Am Morgen ging es weiter. Mitch war bei Bewusstsein und klar im Kopf, hatte jedoch eingefallene Wangen und ein schmerzzerquältes Gesicht. Er fragte Ramsay nicht, weshalb der das alles für ihn tat.
Sondern sagte: »Dafür werde ich dir ewig dankbar sein.«
»Tu das. Wenn wir in Butte sind und du überlebst.«
»Und wenn nicht?«
»Dann bist du tot. Und ich bin in den Arsch gekniffen.«
Ramsay war kein vornehmer Mann. Er brachte Mitch dazu, ein paar Bissen zu essen. Er half ihm bei seiner Notdurft. Er wischte ihm sogar den Hintern ab. Viel kam nicht an Stuhlgang.
Dann zog er ihm wieder die Hose hoch und hievte ihn aufs Pferd.
»Du stöhnst ja zum Gotterbarmen.«
»Soll ich Choräle singen?«
Ein Kaninchen hoppelte in der Nähe zwischen den Latschenbüschen. Ramsay bückte sich langsam und vorsichtig, nahm einen der Steine, die er um die Feuerstelle herum gelegt hatte, zielte und warf. Er traf das Kaninchen tödlich und freute sich.
»Das wird unser Abendessen«, sagte er.
»Mittagessen nicht?«
»Wir legen erst in der Nacht eine längere Rast ein. Am Nachmittag haben wir keine Zeit.«
»Ich weiß nicht, wie ich dir das jemals vergelten soll.«
»Indem du am Leben bleibst. Wenn du stirbst, bin ich ernsthaft sauer auf dich.«
Weiter ging es. Der Marsch dauerte. Die Sonne brannte, wenn sie hinter den Wolken hervortrat. Auch sonst war es heiß. Ramsay lief der Schweiß herunter. Doch stetig marschierte er.
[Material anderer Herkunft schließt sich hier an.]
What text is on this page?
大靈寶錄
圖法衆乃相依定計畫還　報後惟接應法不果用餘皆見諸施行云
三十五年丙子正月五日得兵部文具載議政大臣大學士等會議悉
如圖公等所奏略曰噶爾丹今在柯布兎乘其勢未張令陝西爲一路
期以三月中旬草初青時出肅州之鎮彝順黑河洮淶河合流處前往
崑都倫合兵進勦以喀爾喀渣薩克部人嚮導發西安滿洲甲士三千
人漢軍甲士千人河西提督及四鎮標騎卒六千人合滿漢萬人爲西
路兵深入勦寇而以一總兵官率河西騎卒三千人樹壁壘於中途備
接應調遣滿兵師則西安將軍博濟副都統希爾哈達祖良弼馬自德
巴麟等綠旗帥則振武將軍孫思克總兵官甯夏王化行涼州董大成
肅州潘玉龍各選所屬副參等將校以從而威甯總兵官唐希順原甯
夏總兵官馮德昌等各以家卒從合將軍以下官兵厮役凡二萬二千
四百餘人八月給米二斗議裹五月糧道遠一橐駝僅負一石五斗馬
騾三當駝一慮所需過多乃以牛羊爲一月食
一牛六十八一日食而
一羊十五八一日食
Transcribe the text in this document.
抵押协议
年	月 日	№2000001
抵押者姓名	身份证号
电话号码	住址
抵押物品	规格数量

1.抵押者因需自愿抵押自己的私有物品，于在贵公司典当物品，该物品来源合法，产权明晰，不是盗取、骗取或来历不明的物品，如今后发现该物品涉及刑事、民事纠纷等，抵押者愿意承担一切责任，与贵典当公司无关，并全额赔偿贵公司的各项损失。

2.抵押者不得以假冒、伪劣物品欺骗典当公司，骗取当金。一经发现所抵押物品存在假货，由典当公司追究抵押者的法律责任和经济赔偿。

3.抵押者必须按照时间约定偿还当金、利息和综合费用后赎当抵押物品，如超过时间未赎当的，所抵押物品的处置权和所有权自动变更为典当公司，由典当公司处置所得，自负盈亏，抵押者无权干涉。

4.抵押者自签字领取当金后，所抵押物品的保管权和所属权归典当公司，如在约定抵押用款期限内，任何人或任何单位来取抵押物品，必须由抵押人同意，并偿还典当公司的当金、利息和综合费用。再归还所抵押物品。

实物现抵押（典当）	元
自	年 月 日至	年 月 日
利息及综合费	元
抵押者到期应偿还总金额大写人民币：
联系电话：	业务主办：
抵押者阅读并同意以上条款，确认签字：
»Du kannst hinter mir aufsitzen«, stöhnte Mitch.
»Ich bin ein schwerer Mann. Beide schafft uns der Grullo nicht.«
Ramsay hatte Mitchs Verbände gewechselt, seine Wunden gereinigt und frisch verbunden. Das Verbandszeug reichte gerade noch aus. Das benutzte hatte Ramsay gewaschen und ließ es, ans Sattelhorn gehängt, trocknen.
Ein in der Wildnis lebender Goldsucher oder Trapper musste sich auf vieles verstehen. Sonst überlebte er nicht. Die Berge von Montana waren keine zivilisierte Gegend mit Geschäften und Ärzten an jeder Straßenecke.